Collagen and Cellulite
Cellulite is a natural accumulation of fat in the body, mostly women’s. Cellulite deposited in the skin of hips and thighs is a reserve of energy during pregnancy. The natural way to partially reduce this supply is during breast-feeding. All of it happens because our life styles changed. We eat more and more processed foods, lead more sedentary lifestyles and we became less physically active which unfortunately contributes to cellulite production. In the past people thought that this ailment was associated with obesity. Nowadays it has been stated that cellulite is a concern of 80% of women of every size in the whole world. It is indirectly related to the collagen deficiency.
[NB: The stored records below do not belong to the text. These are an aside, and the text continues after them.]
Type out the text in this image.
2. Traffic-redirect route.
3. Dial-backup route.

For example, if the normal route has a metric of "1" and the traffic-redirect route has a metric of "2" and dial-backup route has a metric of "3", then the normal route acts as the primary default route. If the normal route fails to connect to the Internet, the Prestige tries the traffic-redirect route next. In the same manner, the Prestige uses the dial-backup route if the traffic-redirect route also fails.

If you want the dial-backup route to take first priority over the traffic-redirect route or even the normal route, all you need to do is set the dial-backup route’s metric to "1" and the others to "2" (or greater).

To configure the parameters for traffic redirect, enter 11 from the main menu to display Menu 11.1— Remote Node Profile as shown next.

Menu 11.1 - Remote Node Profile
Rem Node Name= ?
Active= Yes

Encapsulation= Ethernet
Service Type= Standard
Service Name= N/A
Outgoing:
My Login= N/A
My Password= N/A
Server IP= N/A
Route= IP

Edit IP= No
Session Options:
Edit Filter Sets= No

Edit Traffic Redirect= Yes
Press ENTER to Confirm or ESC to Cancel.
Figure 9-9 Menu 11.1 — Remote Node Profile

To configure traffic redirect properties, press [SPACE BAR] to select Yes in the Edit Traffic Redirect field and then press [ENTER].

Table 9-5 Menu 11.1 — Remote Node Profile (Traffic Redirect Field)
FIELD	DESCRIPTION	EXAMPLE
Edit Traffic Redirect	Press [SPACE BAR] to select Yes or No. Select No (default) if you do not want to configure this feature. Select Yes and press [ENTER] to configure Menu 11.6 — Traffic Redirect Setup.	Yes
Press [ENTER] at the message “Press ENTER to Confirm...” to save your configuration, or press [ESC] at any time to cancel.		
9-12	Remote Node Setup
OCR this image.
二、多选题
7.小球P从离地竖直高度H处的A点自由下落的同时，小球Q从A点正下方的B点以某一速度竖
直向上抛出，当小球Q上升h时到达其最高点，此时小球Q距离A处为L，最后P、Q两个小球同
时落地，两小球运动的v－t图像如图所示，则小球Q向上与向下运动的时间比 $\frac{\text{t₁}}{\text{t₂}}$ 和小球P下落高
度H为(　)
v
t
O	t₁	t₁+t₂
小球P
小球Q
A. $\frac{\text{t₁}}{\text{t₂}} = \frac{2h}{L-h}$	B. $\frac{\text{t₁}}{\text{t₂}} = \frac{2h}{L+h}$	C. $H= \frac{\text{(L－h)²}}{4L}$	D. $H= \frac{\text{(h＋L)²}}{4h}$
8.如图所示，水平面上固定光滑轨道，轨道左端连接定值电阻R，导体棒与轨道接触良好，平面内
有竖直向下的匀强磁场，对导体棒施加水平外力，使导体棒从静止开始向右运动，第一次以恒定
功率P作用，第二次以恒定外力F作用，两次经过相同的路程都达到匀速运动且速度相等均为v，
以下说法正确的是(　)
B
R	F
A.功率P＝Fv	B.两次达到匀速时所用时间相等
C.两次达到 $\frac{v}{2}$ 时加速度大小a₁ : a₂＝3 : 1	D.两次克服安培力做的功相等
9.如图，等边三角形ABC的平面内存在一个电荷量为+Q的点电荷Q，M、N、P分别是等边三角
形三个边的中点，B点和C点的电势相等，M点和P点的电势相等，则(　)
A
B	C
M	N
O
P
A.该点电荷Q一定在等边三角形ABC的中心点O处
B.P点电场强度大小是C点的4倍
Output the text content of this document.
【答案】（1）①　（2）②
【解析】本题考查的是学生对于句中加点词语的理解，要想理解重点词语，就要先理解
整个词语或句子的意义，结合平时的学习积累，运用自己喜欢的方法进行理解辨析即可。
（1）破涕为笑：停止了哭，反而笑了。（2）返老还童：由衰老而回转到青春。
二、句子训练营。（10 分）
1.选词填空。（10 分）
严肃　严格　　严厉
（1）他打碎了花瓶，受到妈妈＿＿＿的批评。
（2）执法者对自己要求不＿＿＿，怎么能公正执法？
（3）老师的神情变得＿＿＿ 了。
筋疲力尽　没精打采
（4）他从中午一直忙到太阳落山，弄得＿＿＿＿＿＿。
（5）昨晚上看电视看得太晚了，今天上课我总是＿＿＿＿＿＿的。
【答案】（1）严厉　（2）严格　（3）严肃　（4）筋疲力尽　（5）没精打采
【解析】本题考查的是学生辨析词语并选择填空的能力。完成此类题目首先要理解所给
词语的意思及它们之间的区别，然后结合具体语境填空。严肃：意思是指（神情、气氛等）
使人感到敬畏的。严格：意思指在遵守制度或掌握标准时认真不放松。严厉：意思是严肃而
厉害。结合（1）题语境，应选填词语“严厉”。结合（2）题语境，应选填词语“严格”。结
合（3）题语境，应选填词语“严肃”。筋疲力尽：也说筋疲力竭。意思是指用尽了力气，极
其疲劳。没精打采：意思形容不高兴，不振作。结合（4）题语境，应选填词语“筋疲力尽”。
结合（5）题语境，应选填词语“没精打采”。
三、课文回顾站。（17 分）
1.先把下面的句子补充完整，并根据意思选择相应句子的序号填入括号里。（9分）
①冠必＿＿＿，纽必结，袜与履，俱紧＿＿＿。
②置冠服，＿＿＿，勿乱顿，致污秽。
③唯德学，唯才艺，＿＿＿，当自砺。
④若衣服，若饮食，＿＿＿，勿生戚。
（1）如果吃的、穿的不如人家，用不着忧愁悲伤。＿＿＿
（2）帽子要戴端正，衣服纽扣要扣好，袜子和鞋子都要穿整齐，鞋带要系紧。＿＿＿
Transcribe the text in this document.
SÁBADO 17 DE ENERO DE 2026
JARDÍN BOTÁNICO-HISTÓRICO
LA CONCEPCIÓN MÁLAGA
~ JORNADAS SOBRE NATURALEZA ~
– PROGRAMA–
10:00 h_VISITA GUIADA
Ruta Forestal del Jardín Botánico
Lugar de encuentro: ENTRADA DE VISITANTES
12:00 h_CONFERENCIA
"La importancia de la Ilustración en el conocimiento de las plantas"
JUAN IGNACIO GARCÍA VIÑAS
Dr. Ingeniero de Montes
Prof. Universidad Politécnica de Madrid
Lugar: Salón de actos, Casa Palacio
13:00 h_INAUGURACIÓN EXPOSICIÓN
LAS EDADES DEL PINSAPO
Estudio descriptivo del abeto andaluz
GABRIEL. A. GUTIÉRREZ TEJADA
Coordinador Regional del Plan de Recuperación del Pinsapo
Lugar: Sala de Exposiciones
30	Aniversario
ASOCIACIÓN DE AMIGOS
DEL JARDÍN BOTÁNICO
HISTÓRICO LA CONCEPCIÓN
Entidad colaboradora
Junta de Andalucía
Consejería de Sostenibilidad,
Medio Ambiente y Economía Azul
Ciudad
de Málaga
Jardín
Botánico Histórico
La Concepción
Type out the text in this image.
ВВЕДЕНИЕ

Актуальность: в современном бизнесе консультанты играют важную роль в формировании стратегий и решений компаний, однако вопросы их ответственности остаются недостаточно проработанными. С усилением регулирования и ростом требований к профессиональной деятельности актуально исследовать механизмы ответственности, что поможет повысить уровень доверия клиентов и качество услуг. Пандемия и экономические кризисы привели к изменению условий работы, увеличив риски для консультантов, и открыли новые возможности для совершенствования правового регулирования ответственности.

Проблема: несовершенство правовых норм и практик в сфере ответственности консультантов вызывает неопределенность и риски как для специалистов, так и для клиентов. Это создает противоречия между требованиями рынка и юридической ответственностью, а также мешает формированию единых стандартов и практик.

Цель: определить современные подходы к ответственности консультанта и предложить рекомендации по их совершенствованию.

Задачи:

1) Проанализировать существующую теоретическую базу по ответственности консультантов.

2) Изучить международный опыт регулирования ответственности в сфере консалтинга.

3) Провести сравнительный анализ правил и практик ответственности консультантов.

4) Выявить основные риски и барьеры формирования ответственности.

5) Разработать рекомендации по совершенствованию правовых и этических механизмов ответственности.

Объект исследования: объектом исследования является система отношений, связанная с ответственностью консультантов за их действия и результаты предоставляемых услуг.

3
Collagen and Stretch Marks
Stretch marks are mostly due to an increase in cortisol levels in the blood. It is a hormone secreted by the adrenal glands. Its amount increases during pregnancy, puberty, obesity, weight gain. During pregnancy, the increase in estrogen levels contributes to some extent to enhance the capacity of the appearance of stretch marks. Because hormonal pills also affect female sex hormones, therefore it is likely that they may be one of the factors that contribute formation of stretch marks. Also the regular and long-term use of steroid medications has an impact on stretch- marks production. The formation of stretch marks is associated with abnormal collagen synthesis of the skin. Stretch marks are formed in the dermis, and their formation is associated with impaired fibroblast cells that are responsible for the production of collagen and elastin fibers. Impaired - including due to increased levels of cortisol in the blood - fibroblasts begin to produce modified collagen and elastin fibers, which become more brittle and less susceptible to stretching. During an excessive stretching of the skin for example during pregnancy due to fragility of fibers collagen fibril structure starts to break which results in stretch marks.
Collagen and Menopause
Menopause – inevitably occurs in the life of every woman even when she is still young, healthy, and active. The ovaries stop producing sex hormones – estrogen, which have the greatest impact on woman’s skin. During menopause, enzyme that breaks down collagen fibers becomes more active. The researchers report that the density of collagen in the skin drops by an average of 2% per year. During the first 5 years of menopause, the amount of collagen fibers in the skin is reduced by 30-35%.
Collagen and Osteoporosis
Bone collagen metabolism disorders cause decalcification of the skeleton, which contributes to enhanced bone fragility and susceptibility to the fracture. A bone is a porous tissue composed of 90% collagen, where process of linking of collagen with calcium, phosphorus and magnesium takes place. If during youth, not enough collagen was produced to develop collagen-rich bone structure, in old age we are in danger of osteoporosis.